The FREQ Procedure

Example 3: Computing Binomial Proportions for One-Way Frequency Tables

Procedure features:
PROC FREQ statement option:
 ORDER=
TABLES statement options:
 ALPHA= BINOMIAL
WEIGHT statement
Data set: COLOR

This example

• creates a one-way frequency tables using existing cell counts

• orders the values of the frequency table by their frequency in the input data set

• computes the binomial proportion and the corresponding test statistic

• specifies the null hypothesis proportion for the asymptotic test of the binomial proportion

• specifies the confidence level for the confidence limits.

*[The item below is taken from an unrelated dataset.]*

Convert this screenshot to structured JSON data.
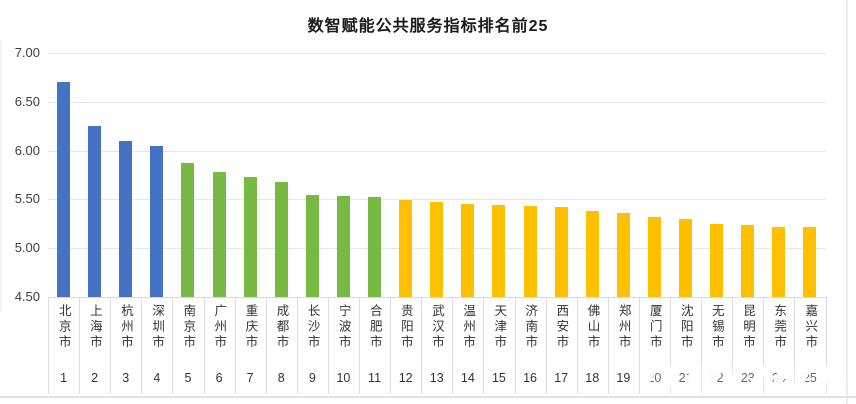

`options nodate pageno=1 linesize=80 pagesize=40;`

 ```proc freq data=color order=freq; weight count;```
 ` tables eyes/binomial alpha=.1;`
 ` tables hair/binomial(p=.28);`
 ``` title 'Hair and Eye Color of European Children'; run;```

 The frequency table lists the variable values in the order of the descending frequency count. PROC FREQ computes the binomial proportion for the first variable level. The report includes the asymptotic standard error (ASE), and asymptotic and exact confidence limits for the binomial proportion. The specified confidence level of .1 results in 90 percent confidence limits. Because the value of Z is less than zero for eye color, PROC FREQ computes a left-sided p-value. The small p-value supports the alternative hypothesis that the true value of the proportion of children with brown eyes is less than 50 percent. Because the value of Z is greater than zero for hair color, PROC FREQ computes a right-sided p-value. The large p-value provides insufficient evidence to reject the null hypothesis that the proportion of children with fair hair equals 28 percent.